CTS: Sim-to-Real Unsupervised Domain Adaptation on 3D Detection
Meiying Zhang, Weiyuan Peng, Guangyao Ding, Chenyang Lei, Chunlin Ji, Qi Hao
TL;DR
The paper tackles the challenge of sim-to-real transfer in 3D object detection by proposing CTS, a two-stage, mean-teacher framework that complements a fixed-size anchor head and RoI augmentation with a corner-format aleatoric uncertainty representation. This combination enables high-quality pseudo-labels and robust, uncertainty-guided data sampling in the target domain, improving performance over real-to-real-optimized baselines on sim-to-real tasks. Key contributions include fixed-size anchors to prevent size-bias propagation, RoI-based augmentation to diversify feature representations, a uniform corner-based AU formulation, and two AU-driven sampling strategies within a noise-aware mean-teacher setup. Experiments across CARLA3D, KITTI, Lyft, and TinySUScape demonstrate notable gains in AP_BEV and AP_3D compared to baselines, approaching but not yet matching Oracle supervision, and highlight the method's potential for broader sim-to-real and multi-category domain adaptation.
Abstract
Simulation data can be accurately labeled and have been expected to improve the performance of data-driven algorithms, including object detection.

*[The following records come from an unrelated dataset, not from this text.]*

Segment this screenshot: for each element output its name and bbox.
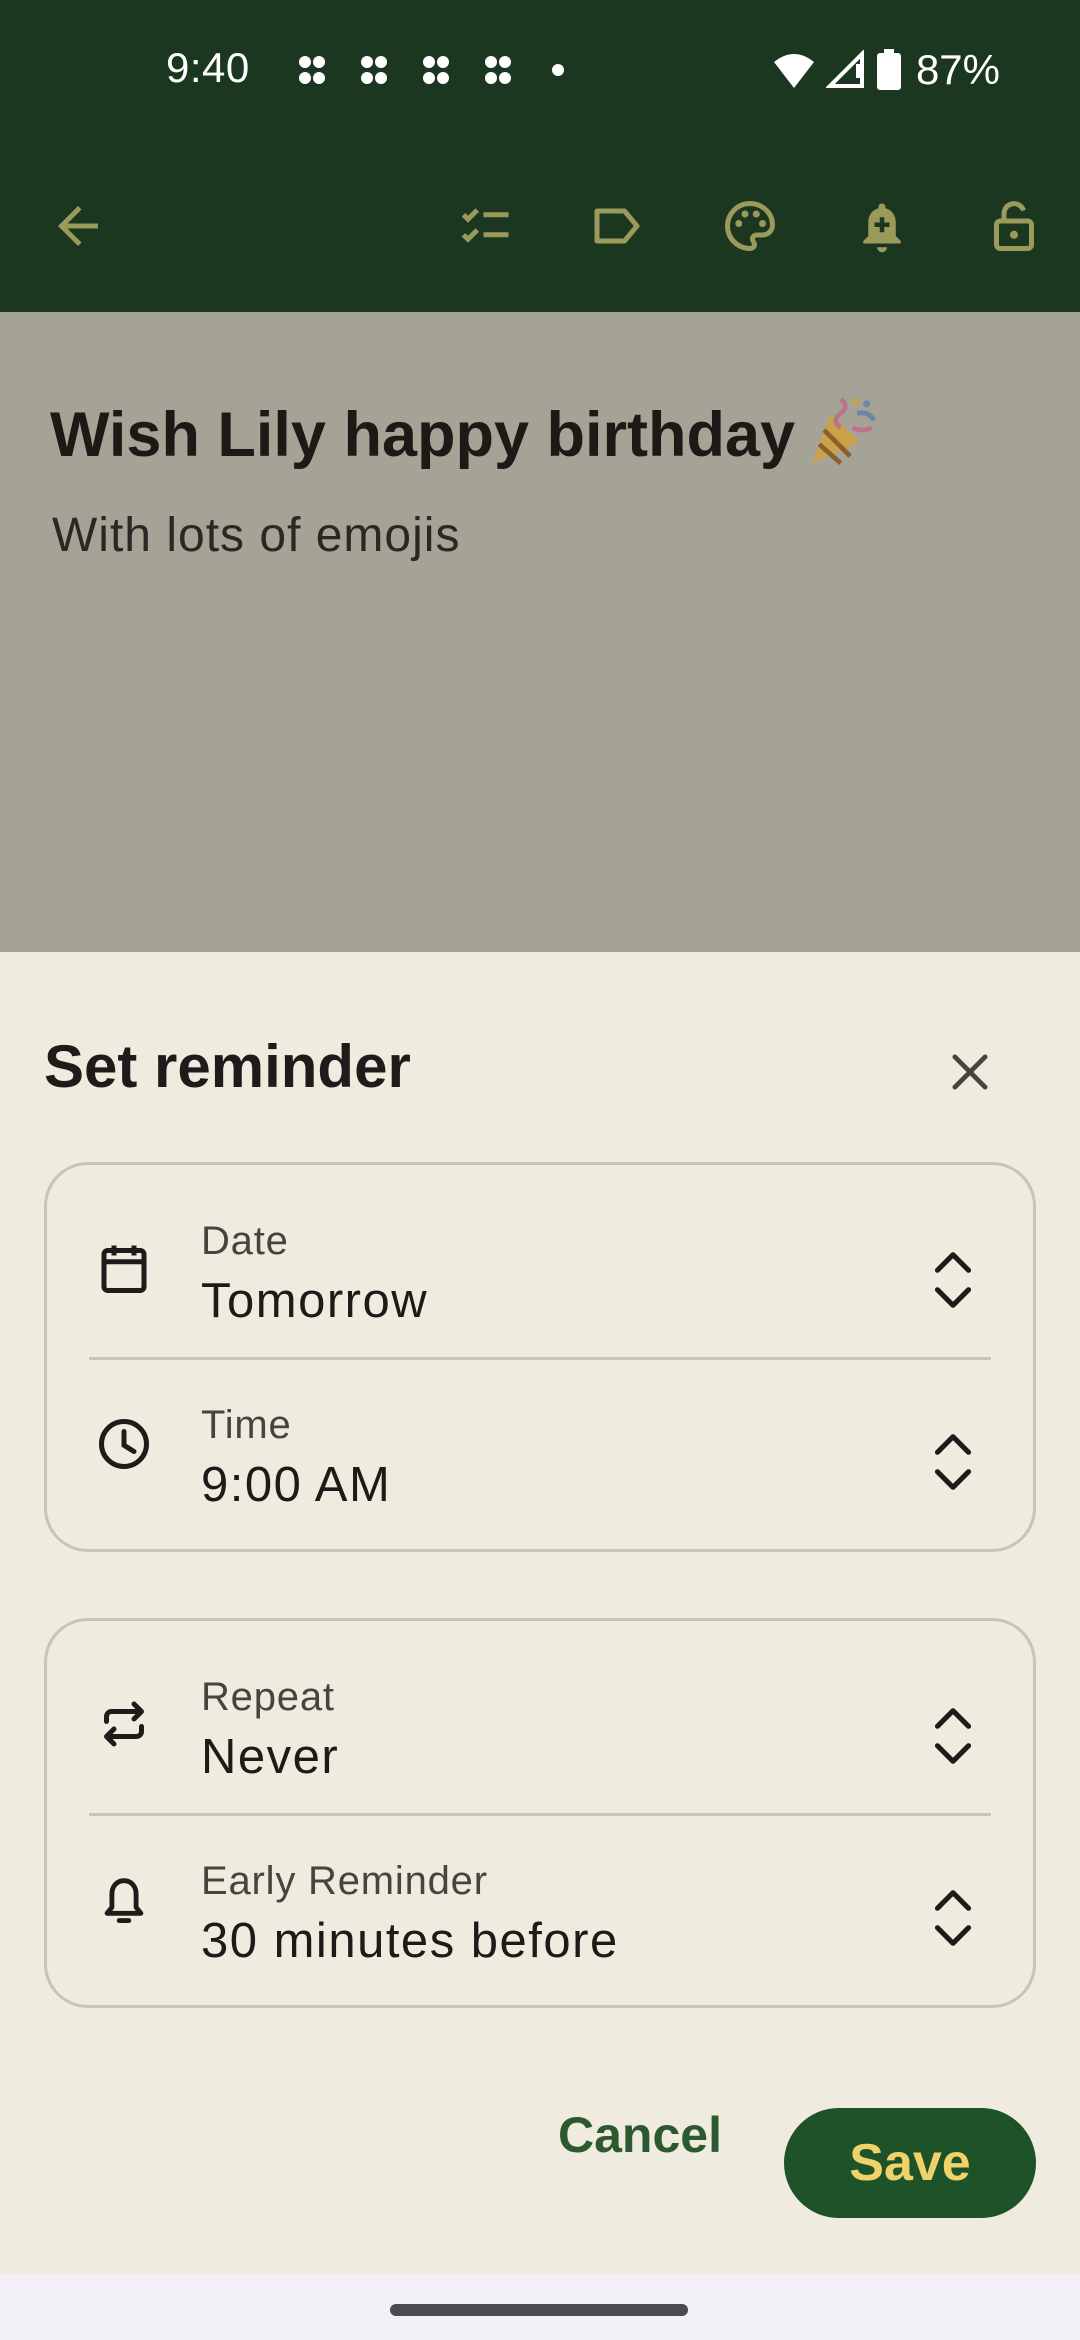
repeat-icon [104, 1701, 144, 1747]
clock-icon [99, 1419, 149, 1469]
close-icon [952, 1054, 988, 1090]
time-label: Time [201, 1403, 292, 1447]
expand-collapse-icon [934, 1252, 972, 1308]
sheet-title: Set reminder [44, 1033, 411, 1100]
note-title-text: Wish Lily happy birthday [50, 400, 796, 470]
wifi-icon [773, 54, 814, 88]
battery-percent: 87% [915, 46, 1000, 93]
party-popper-icon [812, 397, 877, 466]
cell-signal-icon [825, 50, 864, 88]
early-reminder-value: 30 minutes before [201, 1914, 619, 1968]
expand-collapse-icon [934, 1708, 972, 1764]
notification-icons [292, 50, 564, 90]
expand-collapse-icon [934, 1434, 972, 1490]
checklist-icon[interactable] [452, 192, 520, 260]
expand-collapse-icon [934, 1890, 972, 1946]
app-notification-icon [423, 56, 449, 84]
gesture-navigation-bar [0, 2274, 1080, 2340]
app-notification-icon [299, 56, 325, 84]
palette-icon[interactable] [716, 192, 784, 260]
early-reminder-selector[interactable]: Early Reminder 30 minutes before [47, 1797, 1033, 1973]
date-value: Tomorrow [201, 1274, 429, 1328]
save-button[interactable]: Save [784, 2108, 1036, 2218]
note-title[interactable]: Wish Lily happy birthday [50, 392, 881, 471]
set-reminder-sheet: Set reminder Date Tomorrow Time 9:00 AM [0, 952, 1080, 2274]
bell-icon [104, 1878, 144, 1923]
date-label: Date [201, 1219, 289, 1263]
home-gesture-handle[interactable] [390, 2304, 688, 2316]
repeat-early-reminder-card: Repeat Never Early Reminder 30 minutes b… [44, 1618, 1036, 2008]
cancel-button[interactable]: Cancel [540, 2080, 740, 2190]
early-reminder-label: Early Reminder [201, 1859, 488, 1903]
label-icon[interactable] [583, 192, 651, 260]
back-arrow-icon[interactable] [44, 192, 112, 260]
date-time-card: Date Tomorrow Time 9:00 AM [44, 1162, 1036, 1552]
more-notifications-dot-icon [552, 64, 564, 76]
status-time: 9:40 [166, 44, 250, 91]
close-button[interactable] [932, 1034, 1008, 1110]
app-notification-icon [361, 56, 387, 84]
time-value: 9:00 AM [201, 1458, 392, 1512]
date-selector[interactable]: Date Tomorrow [47, 1165, 1033, 1341]
unlock-icon[interactable] [980, 192, 1048, 260]
repeat-selector[interactable]: Repeat Never [47, 1621, 1033, 1797]
repeat-value: Never [201, 1730, 340, 1784]
add-reminder-icon[interactable] [848, 192, 916, 260]
time-selector[interactable]: Time 9:00 AM [47, 1341, 1033, 1517]
repeat-label: Repeat [201, 1675, 335, 1719]
note-body[interactable]: With lots of emojis [52, 508, 460, 563]
calendar-icon [101, 1245, 147, 1293]
note-toolbar [0, 140, 1080, 312]
app-notification-icon [485, 56, 511, 84]
note-editor: Wish Lily happy birthday With lots of em… [0, 312, 1080, 952]
battery-icon [876, 49, 901, 90]
status-bar: 9:40 87% [0, 0, 1080, 140]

However, due to the various domain inconsistencies from simulation to reality (sim-to-real),cross-domain object detection algorithms usually suffer from dramatic performance drops. While numerous unsupervised domain adaptation (UDA) methods have been developed to address cross-domain tasks between real-world datasets, progress in sim-to-real remains limited. This paper presents a novel Complex-to-Simple (CTS) framework to transfer models from labeled simulation (source) to unlabeled reality (target) domains. Based on a two-stage detector, the novelty of this work is threefold: 1) developing fixed-size anchor heads and RoI augmentation to address size bias and feature diversity between two domains, thereby improving the quality of pseudo-label; 2) developing a novel corner-format representation of aleatoric uncertainty (AU) for the bounding box, to uniformly quantify pseudo-label quality; 3) developing a noise-aware mean teacher domain adaptation method based on AU, as well as object-level and frame-level sampling strategies, to migrate the impact of noisy labels. Experimental results demonstrate that our proposed approach significantly enhances the sim-to-real domain adaptation capability of 3D object detection models, outperforming state-of-the-art cross-domain algorithms, which are usually developed for real-to-real UDA tasks.